Match-Tough Satışı

Tenis sporunda yaygın kullanımlı “match-tough” denen bir olay vardır. bunun anlamı, bir teniz müsabakasında güçlü raketler daha az yetenekli veya tecrübesiz olanları yenerek bunları limit çizgiye kadar iterlerç Kaybedince eleneceğini kesin olarak anlayan isimsiz bir raket tüm gücünü ortaya koyarak John McEnroe gibi yıldız bir oyuncuyu tüm tecrübesine, yeteneğine rağmen yenebilmektedir.

Aynı durum günümüzün ticaret hayatında da olagelmektedir.

Gerçekleşmesine ramak kalmış olmasına rağmen en kritik nokta biraz daha mücadele edilse başarılacak satış örneklerinin bizzat şahit olduklarımın sayısını unuttum.
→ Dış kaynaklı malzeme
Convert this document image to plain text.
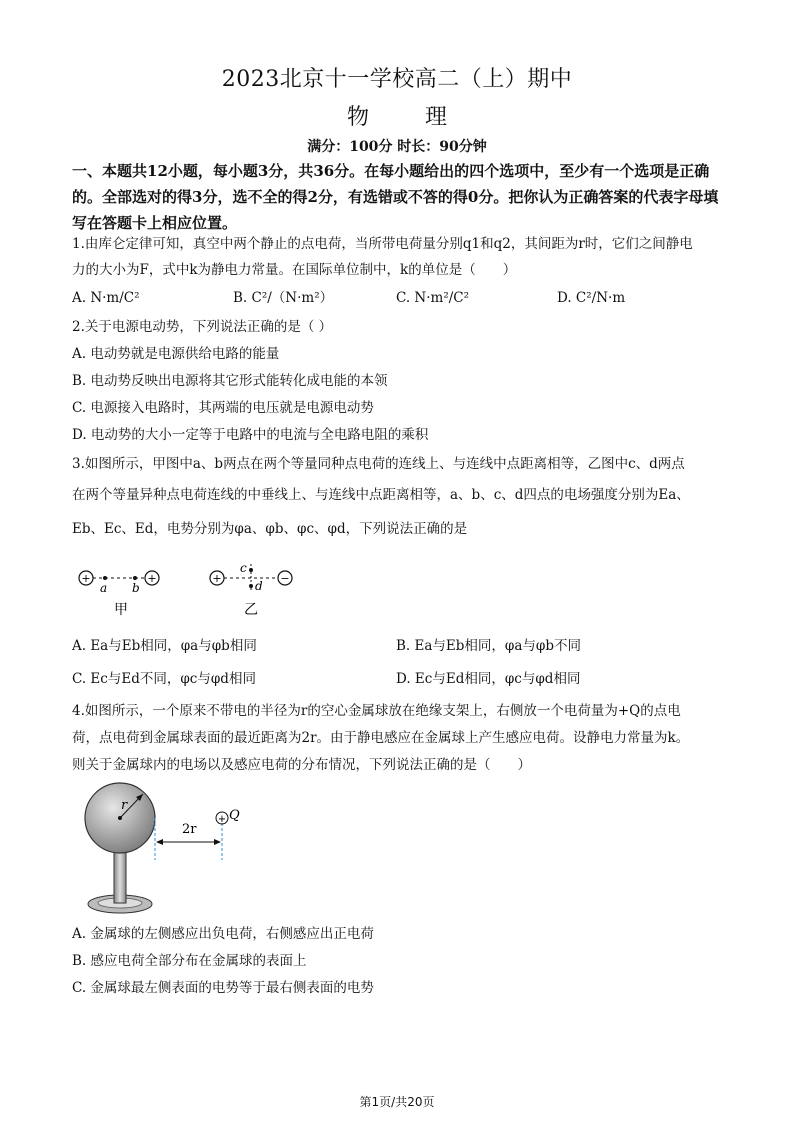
2023北京十一学校高二（上）期中
物理
满分：100分 时长：90分钟
一、本题共12小题，每小题3分，共36分。在每小题给出的四个选项中，至少有一个选项是正确的。全部选对的得3分，选不全的得2分，有选错或不答的得0分。把你认为正确答案的代表字母填写在答题卡上相应位置。
1.由库仑定律可知，真空中两个静止的点电荷，当所带电荷量分别q1和q2，其间距为r时，它们之间静电
力的大小为F，式中k为静电力常量。在国际单位制中，k的单位是（　　）
A. N·m/C²	B. C²/（N·m²）	C. N·m²/C²	D. C²/N·m
2.关于电源电动势，下列说法正确的是（ ）
A. 电动势就是电源供给电路的能量
B. 电动势反映出电源将其它形式能转化成电能的本领
C. 电源接入电路时，其两端的电压就是电源电动势
D. 电动势的大小一定等于电路中的电流与全电路电阻的乘积
3.如图所示，甲图中a、b两点在两个等量同种点电荷的连线上、与连线中点距离相等，乙图中c、d两点
在两个等量异种点电荷连线的中垂线上、与连线中点距离相等，a、b、c、d四点的电场强度分别为Ea、
Eb、Ec、Ed，电势分别为φa、φb、φc、φd，下列说法正确的是
+	+
a b
甲
+	−
c
d
乙
A. Ea与Eb相同，φa与φb相同	B. Ea与Eb相同，φa与φb不同
C. Ec与Ed不同，φc与φd相同	D. Ec与Ed相同，φc与φd相同
4.如图所示，一个原来不带电的半径为r的空心金属球放在绝缘支架上，右侧放一个电荷量为+Q的点电
荷，点电荷到金属球表面的最近距离为2r。由于静电感应在金属球上产生感应电荷。设静电力常量为k。
则关于金属球内的电场以及感应电荷的分布情况，下列说法正确的是（　　）
r
2r
+ Q
A. 金属球的左侧感应出负电荷，右侧感应出正电荷
B. 感应电荷全部分布在金属球的表面上
C. 金属球最左侧表面的电势等于最右侧表面的电势
第1页/共20页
Bu satışlarda pazarlamacı rolünü üstlenenler kendilerini güçlendirerek enerjilerini ve görüşlerini harekete geçirmek, ortaya koymak yerine tüm emeklerini bir anda silip geri çekilme yolunu seçmektedirler. Belki de bu kişiler kendi kendilerine gelecek sefere daha etkin olarak oldukça inatçı ve vazgeçmeyen biri olacaklarını söylüyorlardı. Ne yazık ki, gelecek sefer bir türlü gelmez.

Piyasada parlak bir satıcı olmak sizde bir gün aniden gerçekleşmeyecektir. Çünkü siz bunu çok fazla ümit etmiş veya bir takım kuralları olduğu gibi kalıp olarak ezberlemişsinizdir. Yani sadece ümit yetmez. Bu konuda devamlı pratik yapmalısınız, yapmak zorundasınız. Ve bu da yetmez, işler yürürken hünerinizi göstermek zorundasınız. Bu gösteri oyun şartlarında ve konuşmalarınızda kendini hissettirmelidir.

Herhangi bir spor dalında en iyi olmak veya isim yapmak gibi ticarette yıldız olmak da günlük çalışma gerektirir. Aynı zamanda daha fazlasını yapmak için devamlı ve düzenli olarak denemeye devam etmek zorundasınız.

Bu aynı zamanda kendi kendinize en iyileri, birincileri hatırlamanız için telkinde bulunmanız anlamına da gelir. Bjorn Borg hepimizin bildiği gibi yakın bir zamana kadar dünyanın bir numaralı raketiydi. Büyük tecrübesi ve yeteneğine rağmen halen her gün dört saat “temel vuruşların” çalışmasını yapıyordu. Borg’un beyni match tough idi. Fakat kasları da gelen mesajları en iyi şekilde algılamak zorundaydı.

Satış olayının “temel vuruşlar” sükut etmek, sabretmek, hissetmek, merak uyandırmak ve etkin sunu yapmaktır.